Six years ago Salvatore and Theresa Cannella bought a used Oldsmobile they thought was a bargain. Soon it went bust.
"The brakes would go out," remembers Salvatore. "Something would go wrong with it."
The car, purchased in Virginia, had been flooded in North Carolina during Hurricane Floyd, one of an estimated 50,000 damaged vehicles that went into the used car market. This time, that number could top 250,000.
Carfax performs title searches, looking for ugly secrets like flood damage. Now, for the first time, it's working with government officials.
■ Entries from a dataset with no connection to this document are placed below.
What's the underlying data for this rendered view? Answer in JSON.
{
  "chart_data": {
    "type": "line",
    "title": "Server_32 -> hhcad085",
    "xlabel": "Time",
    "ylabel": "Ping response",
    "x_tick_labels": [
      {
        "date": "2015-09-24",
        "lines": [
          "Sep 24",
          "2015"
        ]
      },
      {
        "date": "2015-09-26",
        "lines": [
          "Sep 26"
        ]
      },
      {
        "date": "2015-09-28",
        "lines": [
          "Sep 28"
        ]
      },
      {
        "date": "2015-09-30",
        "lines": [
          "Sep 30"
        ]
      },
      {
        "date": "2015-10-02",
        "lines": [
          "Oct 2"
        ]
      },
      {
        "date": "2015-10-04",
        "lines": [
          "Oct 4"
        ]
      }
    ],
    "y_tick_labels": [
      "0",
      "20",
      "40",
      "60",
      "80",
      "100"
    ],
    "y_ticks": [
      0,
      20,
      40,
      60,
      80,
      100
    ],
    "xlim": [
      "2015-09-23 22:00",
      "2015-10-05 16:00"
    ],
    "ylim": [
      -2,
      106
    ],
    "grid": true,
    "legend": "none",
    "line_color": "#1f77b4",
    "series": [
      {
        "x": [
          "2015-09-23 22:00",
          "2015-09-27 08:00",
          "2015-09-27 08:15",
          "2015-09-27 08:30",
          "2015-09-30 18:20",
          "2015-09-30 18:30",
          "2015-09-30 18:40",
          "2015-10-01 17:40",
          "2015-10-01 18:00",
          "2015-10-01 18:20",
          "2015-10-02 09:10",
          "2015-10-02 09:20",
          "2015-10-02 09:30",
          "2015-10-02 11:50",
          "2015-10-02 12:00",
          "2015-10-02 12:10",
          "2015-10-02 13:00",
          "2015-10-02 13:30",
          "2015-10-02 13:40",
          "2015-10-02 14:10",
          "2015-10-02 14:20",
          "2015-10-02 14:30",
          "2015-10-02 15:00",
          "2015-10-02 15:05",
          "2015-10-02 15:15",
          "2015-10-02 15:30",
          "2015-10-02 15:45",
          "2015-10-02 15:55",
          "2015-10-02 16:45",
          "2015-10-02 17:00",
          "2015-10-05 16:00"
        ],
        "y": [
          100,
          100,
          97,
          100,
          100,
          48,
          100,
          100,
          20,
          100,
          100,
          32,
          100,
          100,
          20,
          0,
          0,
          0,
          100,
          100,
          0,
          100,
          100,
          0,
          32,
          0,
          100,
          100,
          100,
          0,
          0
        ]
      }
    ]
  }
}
"We've added a FEMA disaster advisory alerting consumers to cars that were registered in the gulf," says Larry Gamache with Carfax.
But some states have title laws that con men can exploit to erase a car's history.
So Rik Paul of Consumer Reports says do some detective work on your own or with an independent mechanic.
"If it has a moldy or mildewy smell, that's a sure sign of water damage," he says.
You also want to search for water marks, especially in less obvious places. One tip: Lift up the car's trim and look for stains, discoloration or rust — anything that tells you it's been sitting in water.
The real danger lies in what you can't see, like electrical systems that could short and safety devices, such as airbags, that could fail to work.
To prevent that, Progressive Insurance will crush some 4,000 vehicles recovered swamped by E. coli- and fuel-tainted water in the New Orleans area, saying they are too contaminated for its workers to inspect and consumers to buy.